The hierarchical circuit-dissection approach we have brought to understand our complex social brains, as, in many ways, allowed me to come back to the roots: to the key question that got me into neuroscience in the first place and to the use of this knowledge in order to improve the human condition. The central question was how brains enable thinking. This question, I believe, has now come into reach. We are pursuing it with paradigms identifying how neural circuits can generate compositional or language-like representations of symbolic information and the programs that operate on them. While this pursuit is abstract, in other work we aim to uncover how faces elicit emotional responses, how emotions are then expressed in the face, and really understand what emotions are in neural terms. We do this in order to reach a better understanding of depression, one of the most prevalent and debilitating syndromes in modern society. I am lucky to be able to pursue these new and challenging directions with a group of highly dedicated and gifted young scientists.

Faces play and will play a central role in my work, as they are a key factor in our primate sociality. Looking back, I wonder whether I found faces, or faces found me, whether I have had a particular interest in them all along.
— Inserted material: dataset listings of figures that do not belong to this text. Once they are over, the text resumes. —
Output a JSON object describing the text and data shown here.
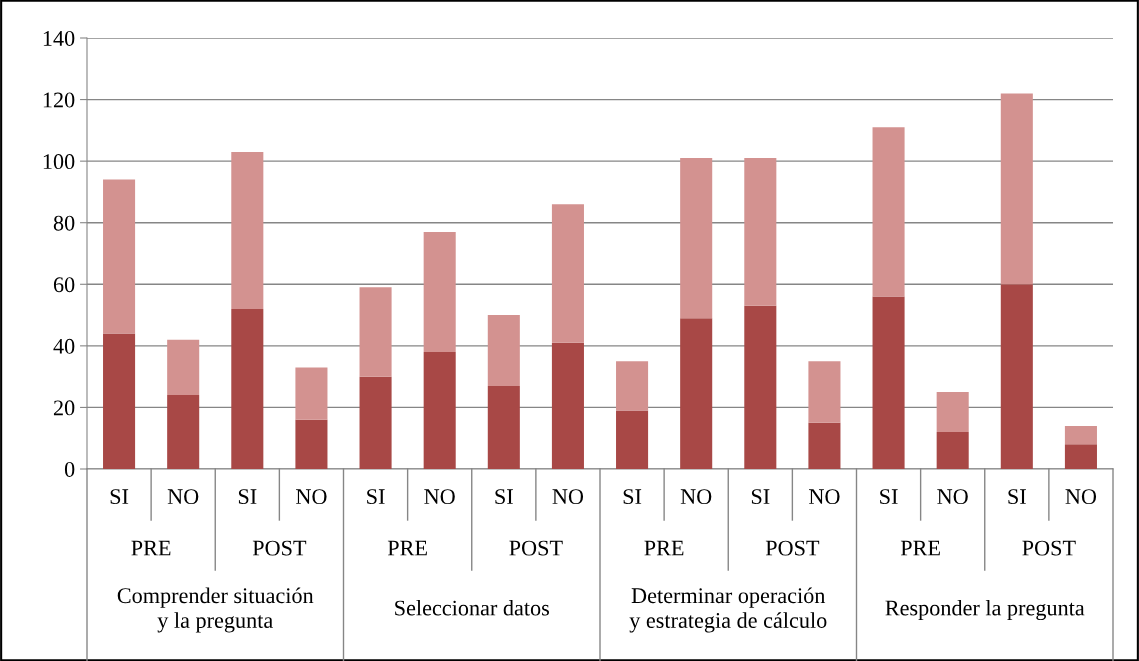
{
  "chart_data": {
    "type": "bar",
    "stacked": true,
    "categories": [
      "SI",
      "NO",
      "SI",
      "NO",
      "SI",
      "NO",
      "SI",
      "NO",
      "SI",
      "NO",
      "SI",
      "NO",
      "SI",
      "NO",
      "SI",
      "NO"
    ],
    "series": [
      {
        "color": "#a84846",
        "values": [
          44,
          24,
          52,
          16,
          30,
          38,
          27,
          41,
          19,
          49,
          53,
          15,
          56,
          12,
          60,
          8
        ]
      },
      {
        "color": "#d39290",
        "values": [
          50,
          18,
          51,
          17,
          29,
          39,
          23,
          45,
          16,
          52,
          48,
          20,
          55,
          13,
          62,
          6
        ]
      }
    ],
    "annotations": [
      "PRE",
      "POST",
      "PRE",
      "POST",
      "PRE",
      "POST",
      "PRE",
      "POST",
      "Comprender situación\ny la pregunta",
      "Seleccionar datos",
      "Determinar operación\ny estrategia de cálculo",
      "Responder la pregunta"
    ],
    "ylim": [
      0,
      140
    ],
    "yticks": [
      0,
      20,
      40,
      60,
      80,
      100,
      120,
      140
    ],
    "grid": "y"
  }
}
After all a Peruvian artist, Till Freiwald, with whom I not only share my last name, but who is also my cousin, has made it his mission in life to study faces and the people “behind” them, as an artist, creating amazing, literally larger-than-life watercolor studies.

"I am reminded that, as scientists, we place ourselves in the pursuit of a higher cause."

Life
Life is not just for studying, but for living. The year 2024 for me marks six years of marriage to Victoria Yoffie, a mental health counselor, who is taking me on new adventures and discoveries and has given my life new meaning; four years of the birth of my twin daughters, Friederike and Raphaela, who have been teaching me the most profound lessons on life, the challenges of face recognition, and the sense of awe and wonder as we look at the world as if for the first time; and the first year after my father’s death. Life is here, and it is now, it is not just the thing we study. In receiving the 2024 Kavli Prize in Neuroscience, I am reminded that, as scientists, we place ourselves in the pursuit of a higher cause, one that has existed long before us and will, hopefully, outlast us after we are gone. It is at once a humbling and a happy thought. In looking back on my life in science and thinking of the many people who have made it possible and walked with me for some time, and I am grateful for that. As I have made this contribution to advance our knowledge of the world, the large questions, as Immanuel Kant reminds us, will remain without answer. This knowledge, I hope, will renew the sense of wonder that has drawn us to the pursuit of science in the first place.